The Hickory Knolls Natural Area contains some of the most ecologically diverse terrain within the St. Charles Park District. Woodlands, wetlands, prairies – including a rare hill prairie – make up these 130 acres just west of the Discovery Center and are home to more plant and animal species than you can shake a lichen-crusted oaken stick at.

Plants too rare to name flourish alongside more common but equally remarkable species such as marsh marigold and bloodroot, leadplant and the silphium quadruplets, compass plant, prairie dock, rosinweed and cup plant.

Such floral diversity brings equally wide-ranging faunal associations – spring peepers, eastern screech owls, red fox, 13-lined ground squirrels, robust populations of tree swallows and eastern bluebirds and maybe, at one time ... monkeys.
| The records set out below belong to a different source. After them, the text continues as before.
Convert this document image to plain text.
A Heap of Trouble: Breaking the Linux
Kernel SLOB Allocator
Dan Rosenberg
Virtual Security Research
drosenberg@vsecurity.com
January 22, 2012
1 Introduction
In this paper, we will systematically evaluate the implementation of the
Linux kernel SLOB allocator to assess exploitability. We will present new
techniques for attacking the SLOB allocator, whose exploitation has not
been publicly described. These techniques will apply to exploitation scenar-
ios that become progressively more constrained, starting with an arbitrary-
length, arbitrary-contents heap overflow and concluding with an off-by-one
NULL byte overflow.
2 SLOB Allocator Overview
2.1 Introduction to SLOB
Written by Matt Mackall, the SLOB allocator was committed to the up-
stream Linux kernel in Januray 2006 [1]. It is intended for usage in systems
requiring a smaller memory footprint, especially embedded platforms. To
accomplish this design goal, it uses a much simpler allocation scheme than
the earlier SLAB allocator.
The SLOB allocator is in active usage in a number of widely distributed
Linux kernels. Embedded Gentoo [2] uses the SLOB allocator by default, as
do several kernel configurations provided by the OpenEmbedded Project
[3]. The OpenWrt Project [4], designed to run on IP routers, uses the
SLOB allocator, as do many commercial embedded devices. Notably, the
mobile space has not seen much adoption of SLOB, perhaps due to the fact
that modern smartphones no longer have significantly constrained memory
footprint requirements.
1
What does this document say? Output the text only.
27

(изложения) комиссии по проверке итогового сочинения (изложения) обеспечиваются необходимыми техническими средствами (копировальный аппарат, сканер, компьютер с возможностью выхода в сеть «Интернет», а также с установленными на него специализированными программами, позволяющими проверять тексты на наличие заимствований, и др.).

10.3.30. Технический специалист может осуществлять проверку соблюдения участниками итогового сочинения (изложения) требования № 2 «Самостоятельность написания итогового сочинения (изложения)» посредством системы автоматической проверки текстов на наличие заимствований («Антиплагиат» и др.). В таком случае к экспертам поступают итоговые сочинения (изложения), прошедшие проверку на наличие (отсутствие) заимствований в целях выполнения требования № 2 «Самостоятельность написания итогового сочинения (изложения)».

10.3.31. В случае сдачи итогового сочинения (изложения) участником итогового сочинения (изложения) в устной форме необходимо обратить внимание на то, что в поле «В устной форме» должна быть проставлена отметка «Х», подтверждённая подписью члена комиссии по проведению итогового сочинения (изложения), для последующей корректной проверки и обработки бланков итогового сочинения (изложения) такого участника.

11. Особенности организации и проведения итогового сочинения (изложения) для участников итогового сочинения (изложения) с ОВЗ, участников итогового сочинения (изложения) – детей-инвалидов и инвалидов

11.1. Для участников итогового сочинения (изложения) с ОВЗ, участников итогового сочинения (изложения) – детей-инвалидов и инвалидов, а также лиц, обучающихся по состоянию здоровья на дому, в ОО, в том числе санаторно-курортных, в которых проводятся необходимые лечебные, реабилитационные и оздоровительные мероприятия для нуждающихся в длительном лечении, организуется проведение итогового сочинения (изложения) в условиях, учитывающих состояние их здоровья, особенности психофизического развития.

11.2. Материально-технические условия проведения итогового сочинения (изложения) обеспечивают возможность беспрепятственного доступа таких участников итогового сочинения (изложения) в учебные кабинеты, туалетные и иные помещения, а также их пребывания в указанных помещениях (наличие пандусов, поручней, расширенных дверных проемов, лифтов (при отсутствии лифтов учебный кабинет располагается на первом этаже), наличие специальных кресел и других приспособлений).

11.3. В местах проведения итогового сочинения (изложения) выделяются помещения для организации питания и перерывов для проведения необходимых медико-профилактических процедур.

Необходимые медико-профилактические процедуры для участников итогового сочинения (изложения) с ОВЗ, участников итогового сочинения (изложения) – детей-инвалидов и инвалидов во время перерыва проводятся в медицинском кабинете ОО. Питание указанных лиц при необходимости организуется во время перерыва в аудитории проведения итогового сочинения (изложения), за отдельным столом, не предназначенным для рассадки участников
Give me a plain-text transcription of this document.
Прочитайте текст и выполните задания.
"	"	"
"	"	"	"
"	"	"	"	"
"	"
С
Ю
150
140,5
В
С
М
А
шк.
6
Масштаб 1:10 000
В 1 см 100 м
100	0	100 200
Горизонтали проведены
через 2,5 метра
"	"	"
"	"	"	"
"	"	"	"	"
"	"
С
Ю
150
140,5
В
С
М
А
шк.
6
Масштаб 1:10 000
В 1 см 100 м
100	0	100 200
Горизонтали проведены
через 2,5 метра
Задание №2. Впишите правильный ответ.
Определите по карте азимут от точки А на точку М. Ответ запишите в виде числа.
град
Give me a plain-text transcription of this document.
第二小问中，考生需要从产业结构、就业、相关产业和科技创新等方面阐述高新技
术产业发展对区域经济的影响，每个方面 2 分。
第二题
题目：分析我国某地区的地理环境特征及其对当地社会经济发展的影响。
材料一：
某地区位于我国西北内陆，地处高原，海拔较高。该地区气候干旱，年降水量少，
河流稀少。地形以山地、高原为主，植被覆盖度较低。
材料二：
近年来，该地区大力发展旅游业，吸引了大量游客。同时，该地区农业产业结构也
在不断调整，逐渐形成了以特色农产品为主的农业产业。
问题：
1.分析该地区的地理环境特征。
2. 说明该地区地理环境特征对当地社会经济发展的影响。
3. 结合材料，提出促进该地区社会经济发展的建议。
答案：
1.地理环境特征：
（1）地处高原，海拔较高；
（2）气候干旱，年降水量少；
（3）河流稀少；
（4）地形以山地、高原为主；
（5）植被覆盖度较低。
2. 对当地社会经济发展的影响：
No, we don’t have a jungle of trees or the balmy climate we think of monkeys as preferring. But we do, tucked around a bend in a trail, have the remains of a concrete-block building that for as long as anyone can remember has been referred to as the Monkey House.

Its roof and windows are long gone, as are its doors – the openings for which are shorter and narrower than average. Its floor, buried under years of leaf litter and other forest debris, has given rise to two buckthorn trees. Beverage cans and other assorted rubble are strewn about, and one hollow nook recently housed a colony of yellow jackets. Ow. 

But the building’s walls still stand strong. If only they could talk.

Since they insist on maintaining their stony silence, I’ve instead opted for chatting with several people over the past few years, hoping one or another could shed light on this building’s unusual name. Although some have memories of playing in it as kids or working for the Illinois Youth Corrections facility next door, no one had any recollection of seeing the building in use. 

So I decided to do a little digging, although not in the building itself. (Again, those yellow jackets. Inactive though they may be, I’d prefer to avoid another encounter.)

Instead, I visited the online Illinois Digital Archives (idaillinois.org), a treasure trove of historical documents relating all sorts of tales about our great state. Because much of what is now the Natural Area once belonged to the IYC, or “boys’ home,” as it is still often referred to today, I focused my search by using the facility’s former formal name, the St. Charles School for Boys.